See the added test and https://github.com/google/sanitizers/issues/1520
for the description of the problem.
The standard says that failing CAS is a memory load only,
model it as such to avoid false positives.
Details
- Reviewers
melver vitalybuka - Commits
- rG2fec52a40261: tsan: model atomic read for failing CAS
Diff Detail
- Repository
- rG LLVM Github Monorepo
Event Timeline
This is tricky, I am not 100% sure (1) it's the right thing to do, (2) that destruction safety problem (see the comment) will hit us or not (maybe there are some other cases I don't see).
also (3) do I do correct reading of the standard?
(4) is it correct to extend this guarantee to the __atomic builtins?
The question I wonder is: do we need 100% correctness at cost of complexity and/or other issues?
Several cons:
- The fact we haven't encountered this on any realistic large codebase yet tells me that the example in the Github issue is a contrived example. Are there any real codebases where this false positive is a problem?
- Mixing atomic and non-atomic ops should be discouraged.
- If someone deliberately does mix plain and atomic ops and runs into this case, I'm assuming it's some one-off complex algorithm and the author could also add no_sanitize("thread").
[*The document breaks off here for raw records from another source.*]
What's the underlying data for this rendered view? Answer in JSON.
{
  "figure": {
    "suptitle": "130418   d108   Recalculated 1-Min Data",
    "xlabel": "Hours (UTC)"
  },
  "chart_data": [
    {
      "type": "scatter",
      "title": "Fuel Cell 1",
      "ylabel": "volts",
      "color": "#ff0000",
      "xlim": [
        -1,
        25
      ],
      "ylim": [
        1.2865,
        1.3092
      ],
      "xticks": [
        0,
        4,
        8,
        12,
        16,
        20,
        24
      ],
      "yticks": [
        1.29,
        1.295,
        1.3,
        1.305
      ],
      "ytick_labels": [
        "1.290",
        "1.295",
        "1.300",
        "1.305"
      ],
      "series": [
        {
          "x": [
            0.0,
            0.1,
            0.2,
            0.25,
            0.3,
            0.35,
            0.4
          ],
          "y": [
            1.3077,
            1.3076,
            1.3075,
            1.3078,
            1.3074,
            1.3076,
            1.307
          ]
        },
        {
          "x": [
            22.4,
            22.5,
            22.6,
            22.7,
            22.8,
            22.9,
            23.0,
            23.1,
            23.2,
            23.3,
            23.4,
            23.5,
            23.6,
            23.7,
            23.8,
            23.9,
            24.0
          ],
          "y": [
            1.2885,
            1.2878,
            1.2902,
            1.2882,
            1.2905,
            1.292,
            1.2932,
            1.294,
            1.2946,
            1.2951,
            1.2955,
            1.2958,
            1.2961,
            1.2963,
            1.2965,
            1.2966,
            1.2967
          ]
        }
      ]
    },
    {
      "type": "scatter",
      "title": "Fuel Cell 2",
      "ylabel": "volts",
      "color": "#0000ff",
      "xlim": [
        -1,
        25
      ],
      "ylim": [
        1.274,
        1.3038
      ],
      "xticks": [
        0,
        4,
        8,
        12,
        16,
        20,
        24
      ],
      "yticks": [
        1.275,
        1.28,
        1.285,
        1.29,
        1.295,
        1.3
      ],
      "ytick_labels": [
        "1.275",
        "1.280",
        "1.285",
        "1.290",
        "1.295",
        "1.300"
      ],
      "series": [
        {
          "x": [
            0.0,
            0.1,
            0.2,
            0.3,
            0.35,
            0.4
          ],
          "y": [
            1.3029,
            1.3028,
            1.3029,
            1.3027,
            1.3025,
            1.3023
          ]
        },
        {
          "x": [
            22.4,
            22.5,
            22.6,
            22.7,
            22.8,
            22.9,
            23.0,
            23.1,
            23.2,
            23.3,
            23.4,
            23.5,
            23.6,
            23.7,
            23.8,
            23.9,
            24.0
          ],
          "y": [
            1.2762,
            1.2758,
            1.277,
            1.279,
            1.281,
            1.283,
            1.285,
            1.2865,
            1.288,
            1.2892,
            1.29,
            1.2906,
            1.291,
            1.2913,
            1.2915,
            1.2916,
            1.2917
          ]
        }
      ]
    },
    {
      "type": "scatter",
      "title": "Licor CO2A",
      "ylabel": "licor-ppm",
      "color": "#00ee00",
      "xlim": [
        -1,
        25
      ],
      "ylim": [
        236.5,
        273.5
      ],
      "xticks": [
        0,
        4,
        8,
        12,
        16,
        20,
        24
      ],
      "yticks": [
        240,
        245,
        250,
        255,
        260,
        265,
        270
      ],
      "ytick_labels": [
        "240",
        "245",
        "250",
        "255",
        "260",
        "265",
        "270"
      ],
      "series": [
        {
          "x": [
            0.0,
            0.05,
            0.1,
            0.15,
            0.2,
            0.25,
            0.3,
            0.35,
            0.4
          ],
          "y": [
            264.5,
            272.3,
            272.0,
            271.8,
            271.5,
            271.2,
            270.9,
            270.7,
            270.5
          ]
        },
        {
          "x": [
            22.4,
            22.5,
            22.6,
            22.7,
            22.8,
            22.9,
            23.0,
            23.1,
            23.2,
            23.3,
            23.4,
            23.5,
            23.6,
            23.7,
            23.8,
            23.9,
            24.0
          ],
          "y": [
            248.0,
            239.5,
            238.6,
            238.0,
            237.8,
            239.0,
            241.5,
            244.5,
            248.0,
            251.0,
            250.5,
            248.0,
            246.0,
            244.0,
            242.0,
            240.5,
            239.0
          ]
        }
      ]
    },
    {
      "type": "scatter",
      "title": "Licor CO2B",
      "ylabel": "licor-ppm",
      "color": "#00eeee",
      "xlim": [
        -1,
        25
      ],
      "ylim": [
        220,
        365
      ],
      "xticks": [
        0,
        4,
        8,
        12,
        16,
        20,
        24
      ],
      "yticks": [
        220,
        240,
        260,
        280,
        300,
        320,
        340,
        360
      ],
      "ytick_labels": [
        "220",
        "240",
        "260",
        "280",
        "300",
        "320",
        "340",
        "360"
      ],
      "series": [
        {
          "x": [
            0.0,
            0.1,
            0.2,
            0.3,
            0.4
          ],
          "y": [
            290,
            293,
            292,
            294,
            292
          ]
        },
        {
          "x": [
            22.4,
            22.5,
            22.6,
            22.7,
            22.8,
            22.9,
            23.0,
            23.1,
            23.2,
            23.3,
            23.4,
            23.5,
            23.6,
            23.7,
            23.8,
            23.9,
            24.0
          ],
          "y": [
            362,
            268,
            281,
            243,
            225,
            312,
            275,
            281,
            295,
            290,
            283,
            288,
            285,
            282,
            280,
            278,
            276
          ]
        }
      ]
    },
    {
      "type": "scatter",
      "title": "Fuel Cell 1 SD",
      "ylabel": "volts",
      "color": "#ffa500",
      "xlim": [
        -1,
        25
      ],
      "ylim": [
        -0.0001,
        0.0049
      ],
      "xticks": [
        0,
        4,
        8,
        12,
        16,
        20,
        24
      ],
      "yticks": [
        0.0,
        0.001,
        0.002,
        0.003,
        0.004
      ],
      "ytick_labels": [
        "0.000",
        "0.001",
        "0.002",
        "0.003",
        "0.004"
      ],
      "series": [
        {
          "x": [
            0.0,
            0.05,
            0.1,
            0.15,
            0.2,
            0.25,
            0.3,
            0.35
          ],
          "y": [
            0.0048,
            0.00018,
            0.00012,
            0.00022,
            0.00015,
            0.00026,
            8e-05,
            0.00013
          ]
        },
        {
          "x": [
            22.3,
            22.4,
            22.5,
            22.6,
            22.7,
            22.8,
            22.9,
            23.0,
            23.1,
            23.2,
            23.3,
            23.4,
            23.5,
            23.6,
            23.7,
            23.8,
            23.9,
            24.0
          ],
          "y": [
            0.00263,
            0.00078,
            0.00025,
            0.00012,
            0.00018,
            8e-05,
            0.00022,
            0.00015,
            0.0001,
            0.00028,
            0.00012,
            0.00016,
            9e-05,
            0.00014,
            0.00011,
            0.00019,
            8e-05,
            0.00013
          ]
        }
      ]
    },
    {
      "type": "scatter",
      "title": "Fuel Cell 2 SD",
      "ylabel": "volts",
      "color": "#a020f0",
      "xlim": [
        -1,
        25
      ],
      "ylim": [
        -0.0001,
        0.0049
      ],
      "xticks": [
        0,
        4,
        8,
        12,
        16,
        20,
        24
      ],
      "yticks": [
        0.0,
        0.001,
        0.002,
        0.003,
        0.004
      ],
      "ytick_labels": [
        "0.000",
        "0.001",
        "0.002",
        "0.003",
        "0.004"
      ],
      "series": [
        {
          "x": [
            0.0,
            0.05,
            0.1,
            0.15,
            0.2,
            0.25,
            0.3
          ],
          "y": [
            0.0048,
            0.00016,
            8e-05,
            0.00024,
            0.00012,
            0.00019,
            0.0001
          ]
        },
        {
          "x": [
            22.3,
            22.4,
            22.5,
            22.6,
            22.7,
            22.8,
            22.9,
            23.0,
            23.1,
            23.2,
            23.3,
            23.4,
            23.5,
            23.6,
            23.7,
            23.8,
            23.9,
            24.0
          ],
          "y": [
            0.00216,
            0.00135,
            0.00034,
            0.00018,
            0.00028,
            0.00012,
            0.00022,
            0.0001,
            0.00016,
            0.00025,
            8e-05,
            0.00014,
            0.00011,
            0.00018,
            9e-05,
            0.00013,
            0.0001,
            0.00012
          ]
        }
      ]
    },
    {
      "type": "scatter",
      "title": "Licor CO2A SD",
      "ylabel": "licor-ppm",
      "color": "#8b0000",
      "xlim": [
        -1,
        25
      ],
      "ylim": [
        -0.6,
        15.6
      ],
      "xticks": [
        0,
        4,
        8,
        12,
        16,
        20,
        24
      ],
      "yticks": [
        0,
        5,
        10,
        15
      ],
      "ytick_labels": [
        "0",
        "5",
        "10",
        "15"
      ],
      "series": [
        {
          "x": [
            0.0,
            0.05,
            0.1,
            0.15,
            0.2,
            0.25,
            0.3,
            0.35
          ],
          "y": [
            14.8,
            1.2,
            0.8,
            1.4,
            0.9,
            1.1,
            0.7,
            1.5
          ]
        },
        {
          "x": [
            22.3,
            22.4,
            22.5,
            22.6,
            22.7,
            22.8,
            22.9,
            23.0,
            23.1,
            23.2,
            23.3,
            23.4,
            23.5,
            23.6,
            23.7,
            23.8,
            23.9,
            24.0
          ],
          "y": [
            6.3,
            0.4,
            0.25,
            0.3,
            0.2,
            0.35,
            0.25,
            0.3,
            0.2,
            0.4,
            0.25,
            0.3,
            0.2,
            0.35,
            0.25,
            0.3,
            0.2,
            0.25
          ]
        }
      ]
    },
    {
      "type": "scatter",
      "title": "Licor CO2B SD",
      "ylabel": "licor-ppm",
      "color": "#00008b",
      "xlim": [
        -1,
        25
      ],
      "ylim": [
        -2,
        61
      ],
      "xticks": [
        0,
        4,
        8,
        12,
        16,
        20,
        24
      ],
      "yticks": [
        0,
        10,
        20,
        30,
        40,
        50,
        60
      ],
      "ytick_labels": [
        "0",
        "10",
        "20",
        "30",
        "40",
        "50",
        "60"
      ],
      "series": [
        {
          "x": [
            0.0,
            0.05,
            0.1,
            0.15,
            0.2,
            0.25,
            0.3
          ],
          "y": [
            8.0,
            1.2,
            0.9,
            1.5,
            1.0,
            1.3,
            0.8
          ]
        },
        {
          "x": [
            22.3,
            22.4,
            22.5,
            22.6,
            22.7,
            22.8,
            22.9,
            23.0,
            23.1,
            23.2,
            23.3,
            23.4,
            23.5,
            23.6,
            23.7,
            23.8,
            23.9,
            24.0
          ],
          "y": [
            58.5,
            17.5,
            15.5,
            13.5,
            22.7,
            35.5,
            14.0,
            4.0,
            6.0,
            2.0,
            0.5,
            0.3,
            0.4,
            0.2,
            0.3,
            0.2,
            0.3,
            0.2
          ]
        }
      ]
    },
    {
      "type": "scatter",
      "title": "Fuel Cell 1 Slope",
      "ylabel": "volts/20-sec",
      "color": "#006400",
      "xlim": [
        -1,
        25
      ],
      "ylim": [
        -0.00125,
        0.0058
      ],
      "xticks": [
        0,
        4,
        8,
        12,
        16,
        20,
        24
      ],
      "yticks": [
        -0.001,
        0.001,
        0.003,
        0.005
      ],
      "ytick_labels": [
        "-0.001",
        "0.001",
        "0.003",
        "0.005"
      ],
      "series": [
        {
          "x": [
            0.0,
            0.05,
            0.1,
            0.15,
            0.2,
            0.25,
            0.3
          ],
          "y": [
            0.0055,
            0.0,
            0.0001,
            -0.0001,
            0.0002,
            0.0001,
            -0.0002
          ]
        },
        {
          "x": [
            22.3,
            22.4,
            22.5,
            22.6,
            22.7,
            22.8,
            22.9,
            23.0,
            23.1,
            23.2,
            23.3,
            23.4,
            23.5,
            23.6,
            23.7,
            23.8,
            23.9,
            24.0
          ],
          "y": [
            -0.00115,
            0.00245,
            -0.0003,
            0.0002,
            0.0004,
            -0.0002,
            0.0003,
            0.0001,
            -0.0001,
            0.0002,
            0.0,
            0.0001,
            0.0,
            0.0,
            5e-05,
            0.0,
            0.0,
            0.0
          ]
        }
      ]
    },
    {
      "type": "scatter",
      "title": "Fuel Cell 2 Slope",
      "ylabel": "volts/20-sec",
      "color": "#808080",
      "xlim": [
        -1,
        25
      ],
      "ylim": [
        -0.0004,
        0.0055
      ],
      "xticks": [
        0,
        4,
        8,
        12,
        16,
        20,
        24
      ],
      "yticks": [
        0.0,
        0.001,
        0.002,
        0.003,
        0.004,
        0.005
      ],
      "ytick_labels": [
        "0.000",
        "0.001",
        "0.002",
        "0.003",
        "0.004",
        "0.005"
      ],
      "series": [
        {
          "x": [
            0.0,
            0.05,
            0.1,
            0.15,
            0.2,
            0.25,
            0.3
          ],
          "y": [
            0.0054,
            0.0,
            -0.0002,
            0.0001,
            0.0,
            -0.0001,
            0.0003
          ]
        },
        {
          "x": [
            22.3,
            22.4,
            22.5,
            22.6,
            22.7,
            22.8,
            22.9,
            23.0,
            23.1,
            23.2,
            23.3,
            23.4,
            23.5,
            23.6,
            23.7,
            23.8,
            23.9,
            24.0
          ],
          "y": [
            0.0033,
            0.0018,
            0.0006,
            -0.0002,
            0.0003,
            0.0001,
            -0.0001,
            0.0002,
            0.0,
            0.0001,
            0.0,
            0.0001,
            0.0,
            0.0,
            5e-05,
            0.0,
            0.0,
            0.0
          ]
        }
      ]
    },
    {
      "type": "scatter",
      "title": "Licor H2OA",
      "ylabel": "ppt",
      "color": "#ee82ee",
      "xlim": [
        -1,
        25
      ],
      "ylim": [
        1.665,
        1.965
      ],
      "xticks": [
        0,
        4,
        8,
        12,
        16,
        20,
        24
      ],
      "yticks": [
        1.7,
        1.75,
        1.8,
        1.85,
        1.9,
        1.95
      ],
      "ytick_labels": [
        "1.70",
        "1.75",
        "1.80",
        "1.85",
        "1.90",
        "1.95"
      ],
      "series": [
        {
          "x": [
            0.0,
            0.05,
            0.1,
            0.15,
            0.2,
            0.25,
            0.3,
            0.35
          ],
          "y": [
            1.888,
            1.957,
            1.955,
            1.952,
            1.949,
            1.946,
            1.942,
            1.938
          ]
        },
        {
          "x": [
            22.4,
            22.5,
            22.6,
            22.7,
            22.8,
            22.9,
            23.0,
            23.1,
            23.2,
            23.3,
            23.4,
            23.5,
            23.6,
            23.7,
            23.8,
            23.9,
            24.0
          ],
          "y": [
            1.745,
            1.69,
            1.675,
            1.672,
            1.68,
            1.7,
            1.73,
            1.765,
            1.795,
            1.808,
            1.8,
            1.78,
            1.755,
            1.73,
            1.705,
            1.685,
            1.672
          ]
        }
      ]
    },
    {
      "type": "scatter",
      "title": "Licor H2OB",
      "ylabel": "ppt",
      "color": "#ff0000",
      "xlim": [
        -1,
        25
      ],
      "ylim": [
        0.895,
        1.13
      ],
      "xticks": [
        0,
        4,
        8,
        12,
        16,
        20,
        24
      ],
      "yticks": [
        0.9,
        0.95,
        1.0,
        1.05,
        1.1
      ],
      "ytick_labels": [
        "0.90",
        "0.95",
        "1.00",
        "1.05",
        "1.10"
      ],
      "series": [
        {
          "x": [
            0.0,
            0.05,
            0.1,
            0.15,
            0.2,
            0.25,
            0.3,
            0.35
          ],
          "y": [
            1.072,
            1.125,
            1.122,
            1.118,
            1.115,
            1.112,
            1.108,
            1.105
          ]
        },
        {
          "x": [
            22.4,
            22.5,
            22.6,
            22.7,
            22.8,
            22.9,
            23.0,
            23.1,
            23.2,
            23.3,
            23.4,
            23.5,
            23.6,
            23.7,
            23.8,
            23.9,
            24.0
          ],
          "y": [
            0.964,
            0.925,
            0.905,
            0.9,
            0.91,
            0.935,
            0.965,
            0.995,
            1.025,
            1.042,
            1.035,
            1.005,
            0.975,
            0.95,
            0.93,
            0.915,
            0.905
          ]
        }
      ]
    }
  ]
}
- In most algorithms, the CAS will eventually also do a write, so the cases where it will always be a false positive is extremely small.
- (2) might be a more real problem.
One pro:
- More correct interpretation of the standard.
Assuming the implementation can't be simpler and it causes other issues, pragmatically I would therefore avoid supporting this.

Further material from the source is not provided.